Bye, Bye Miss German Cheesecake
3 February 2006 | by (Yurp) – See all my reviews

This movie is a fictionalised re-narration of director and co-author Peter Jessen's experience of being dragged to a rural commune by his drop-out mother, and as such it's probably a lot more accurate than a docu-miniseries about the beginnings of the alternative/eco movement -- viz, the Mueslis, as they were so cruelly and accurately dubbed in German. Jessen achieves this by eschewing the two pitfalls of this genre, smarmy those-were-the-days nostalgia and cheap ridicule of a bunch of folks who were, at the very least, active idealists, albeit in often very smelly socks.

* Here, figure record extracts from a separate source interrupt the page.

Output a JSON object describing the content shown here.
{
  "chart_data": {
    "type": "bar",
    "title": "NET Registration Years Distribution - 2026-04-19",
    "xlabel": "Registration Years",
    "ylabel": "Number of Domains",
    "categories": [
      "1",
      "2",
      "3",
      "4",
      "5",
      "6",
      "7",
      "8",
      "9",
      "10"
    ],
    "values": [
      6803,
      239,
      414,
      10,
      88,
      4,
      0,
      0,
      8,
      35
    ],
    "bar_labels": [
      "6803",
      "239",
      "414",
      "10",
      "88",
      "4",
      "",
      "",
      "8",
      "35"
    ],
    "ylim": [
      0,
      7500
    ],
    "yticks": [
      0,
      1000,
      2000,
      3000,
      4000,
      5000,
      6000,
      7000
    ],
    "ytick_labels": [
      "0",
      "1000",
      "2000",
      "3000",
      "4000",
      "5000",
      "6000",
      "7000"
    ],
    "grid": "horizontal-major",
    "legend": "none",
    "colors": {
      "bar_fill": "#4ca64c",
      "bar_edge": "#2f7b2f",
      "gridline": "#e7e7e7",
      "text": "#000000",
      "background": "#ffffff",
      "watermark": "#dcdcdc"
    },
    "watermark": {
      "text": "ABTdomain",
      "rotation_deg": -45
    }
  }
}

(Tidbit information for neophytes: Why didn't they just wash the damn socks? Well, sheep wool was considered to be so vibrantly, wholesomely natural that not only does it clean itself, but you would actually be destroy its magical self-cleaning properties by placing them in the suds. I'm not making this up -- my mother had apparently read the same book, which afforded me olfactory properties that didn't exactly enhance my social standing among my peers.)

The acting is absolutely exceptional down to the minor characters, and overall it's a wonderfully understated movie. It expects you to bring a lot of curiosity and a modicum of sympathy along, though -- if you think hippies are a bunch of commie bleeding-heart tree-huggers then you are probably better off watching something else -- Dallas, for instance.